Les parties ont été régulièrement averties du jour de l’audience.
Après avoir, au cours de l’audience publique du 12 mars 2026, présenté son rapport et entendu :
- les observations de Me Gentilhomme, représentant Mme B…, présente, qui a conclu aux mêmes fins par les mêmes moyens et souligné que l’urgence, présumée, est non contestée, et qu’en l’espèce l’atteinte à sa situation est particulièrement importante au regard du rapport social produit par la société La Poste elle-même, que la délégation de signature ne mentionne pas, en son sein, le nom de la directrice opérationnelle, qu’aux termes des mentions du procès-verbal de la CAP il apparaît que toutes les sanctions n’ont pas été soumises au vote, que la vidéosurveillance est déterminante, qu’elle n’avait aucunement l’intention de blesser sa supérieure et a « craqué » en réponse à la posture harcelante de celle-ci, qu’elle s’est excusée de son geste dès le lendemain et que la sanction est manifestement disproportionnée au regard notamment de ses états de service ;
- et les observations de Me Bellanger, représentant la société La Poste, qui a persisté dans ses conclusions de rejet par les mêmes moyens et souligné que la sanction prononcée a tenu compte de la situation sociale de la requérante, que La Poste, qui a une obligation de protéger ses agents contre toute agression, a une tolérance zéro s’agissant de faits de violence et qu’en l’espèce les faits reprochés constituent une véritable agression ainsi qu’en atteste le rapport de visionnage, que s’agissant du vote des sanctions proposées la requérante n’a pas été privée de garantie, les représentants de La Poste ayant manifesté qu’ils ne voteraient que pour une éviction de 2 ans au regard du comportement inacceptable de l’agent, que la sanction n’est pas disproportionnée eu égard à la gravité du geste reproché.

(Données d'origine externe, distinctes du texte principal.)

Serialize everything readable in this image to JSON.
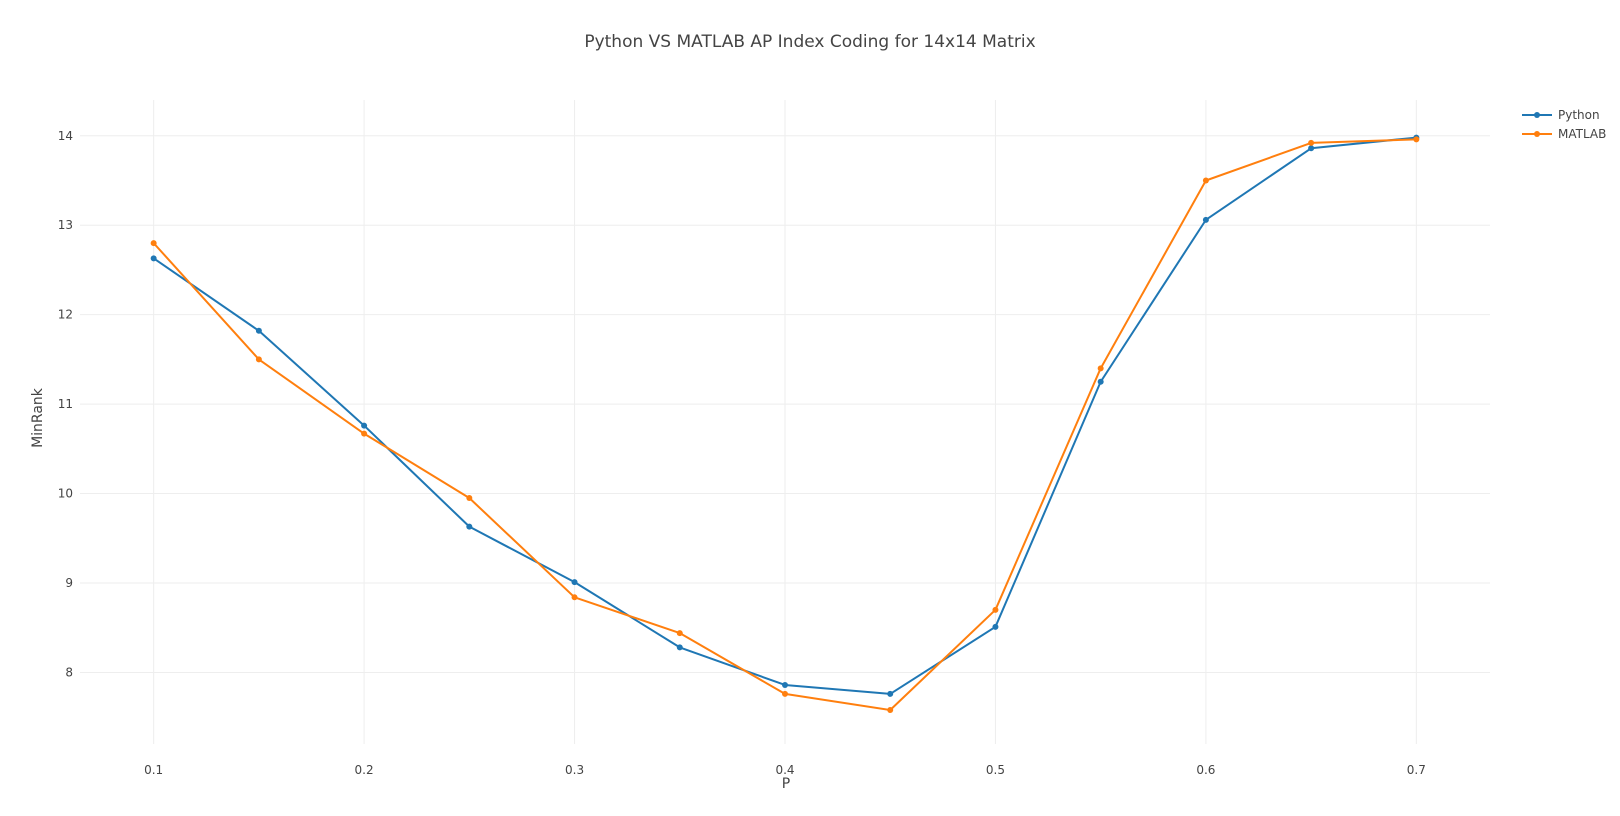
{
  "chart_data": {
    "type": "line",
    "title": "Python VS MATLAB AP Index Coding for 14x14 Matrix",
    "xlabel": "P",
    "ylabel": "MinRank",
    "x": [
      0.1,
      0.15,
      0.2,
      0.25,
      0.3,
      0.35,
      0.4,
      0.45,
      0.5,
      0.55,
      0.6,
      0.65,
      0.7
    ],
    "xlim": [
      0.065,
      0.735
    ],
    "ylim": [
      7.2,
      14.4
    ],
    "xticks": [
      0.1,
      0.2,
      0.3,
      0.4,
      0.5,
      0.6,
      0.7
    ],
    "xtick_labels": [
      "0.1",
      "0.2",
      "0.3",
      "0.4",
      "0.5",
      "0.6",
      "0.7"
    ],
    "yticks": [
      8,
      9,
      10,
      11,
      12,
      13,
      14
    ],
    "ytick_labels": [
      "8",
      "9",
      "10",
      "11",
      "12",
      "13",
      "14"
    ],
    "grid": true,
    "legend_position": "top-right",
    "series": [
      {
        "name": "Python",
        "color": "#1f77b4",
        "values": [
          12.63,
          11.82,
          10.76,
          9.63,
          9.01,
          8.28,
          7.86,
          7.76,
          8.51,
          11.25,
          13.06,
          13.86,
          13.98
        ]
      },
      {
        "name": "MATLAB",
        "color": "#ff7f0e",
        "values": [
          12.8,
          11.5,
          10.67,
          9.95,
          8.84,
          8.44,
          7.76,
          7.58,
          8.7,
          11.4,
          13.5,
          13.92,
          13.96
        ]
      }
    ]
  }
}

La clôture de l’instruction a été prononcée à l’issue de l’audience.
Considérant ce qui suit :
Sur les conclusions aux fins de suspension et d’injonction :
1. Aux termes de l’article L. 521-1 du code de justice administrative : « Quand une décision administrative, même de rejet, fait l’objet d’une requête en annulation ou en réformation, le juge des référés, saisi d’une demande en ce sens, peut ordonner la suspension de l’exécution de cette décision, ou de certains de ses effets, lorsque l’urgence le justifie et qu’il est fait état d’un moyen propre à créer, en l’état de l’instruction, un doute sérieux quant à la légalité de la décision (…) ».

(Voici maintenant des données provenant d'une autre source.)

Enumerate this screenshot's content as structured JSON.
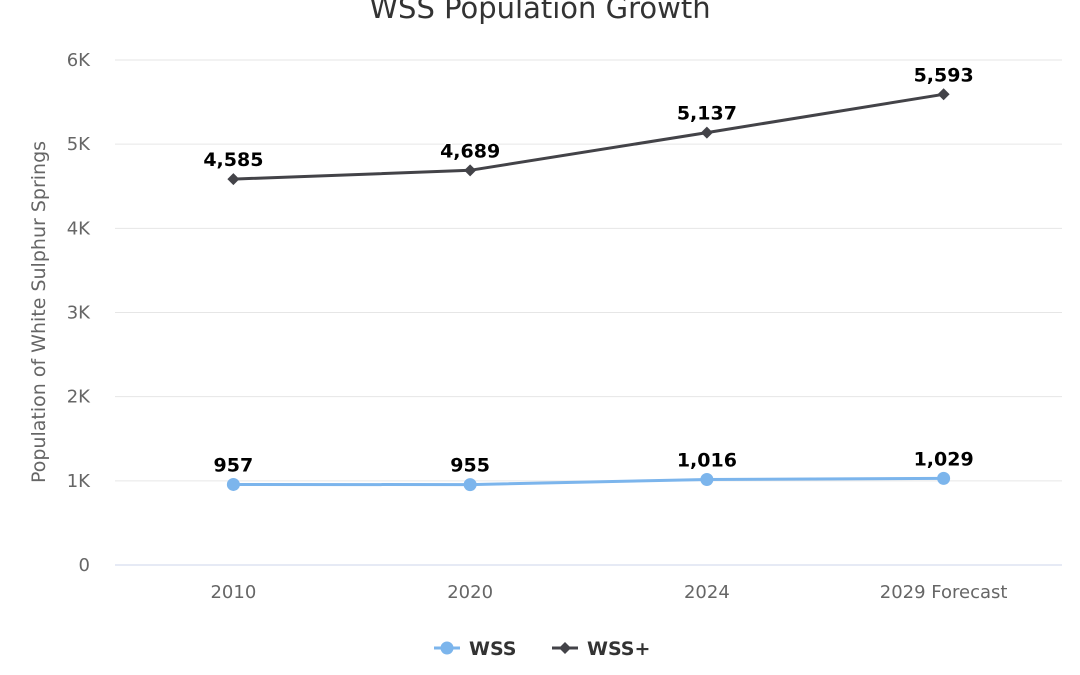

2. Aucun des moyens analysés ci-dessus n’est, en l’état du dossier, propre à créer un doute sérieux quant à la légalité de la décision n° 14-2025 en date du 30 décembre 2025 par laquelle la directrice exécutive Centre-Val de Loire de la société La Poste a prononcé à l’encontre de Mme B… une sanction d’exclusion temporaire de fonctions pendant une durée de 24 mois ;
3. Il résulte de ce qui précède, sans qu’il soit besoin de se prononcer sur la condition tenant à l’urgence, que les conclusions aux fins de suspension présentées par Mme B… ainsi que, par voie de conséquence, ses conclusions aux fins d’injonction doivent être rejetées.
Sur les frais liés au litige :
4. Les dispositions de l’article L. 761-1 du code de justice administrative font obstacle à ce que la société La Poste, qui n’a pas la qualité de partie perdante, verse à la requérante une somme au titre des frais exposés et non compris dans les dépens. Dans les circonstances de l’espèce, il n’y a pas lieu de faire droit aux conclusions présentées par la société La Poste en application de ces dispositions.
O R D O N N E :
Article 1er : La requête de Mme B… est rejetée.

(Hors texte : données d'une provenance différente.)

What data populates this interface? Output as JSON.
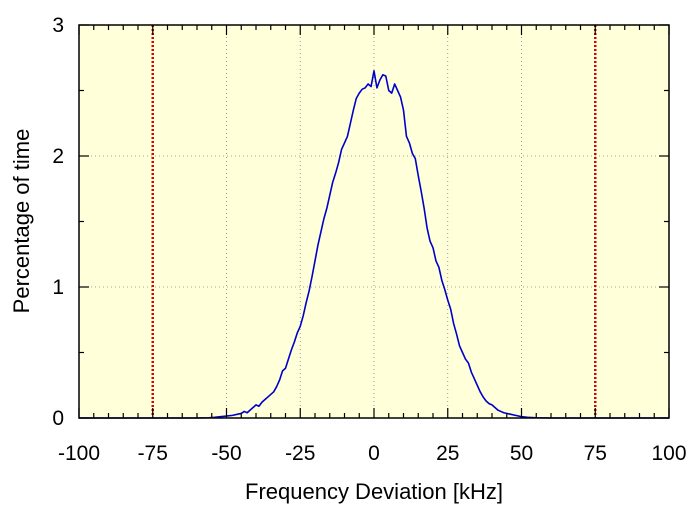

Article 2 : Les conclusions présentées par la société La Poste au titre de l’article L. 761-1 du code de justice administrative sont rejetées.
Article 3 : La présente ordonnance sera notifiée à Mme A… B… et à la société La Poste.
Fait à Orléans, le 16 mars 2026.
La juge des référés,
Anne LEFEBVRE-SOPPELSA
La République mande et ordonne au ministre de l’économie, des finances et de la souveraineté industrielle, énergétique et numérique en ce qui le concerne ou à tous commissaires de justice à ce requis, en ce qui concerne les voies de droit commun contre les parties privées, de pourvoir à l’exécution de la présente décision.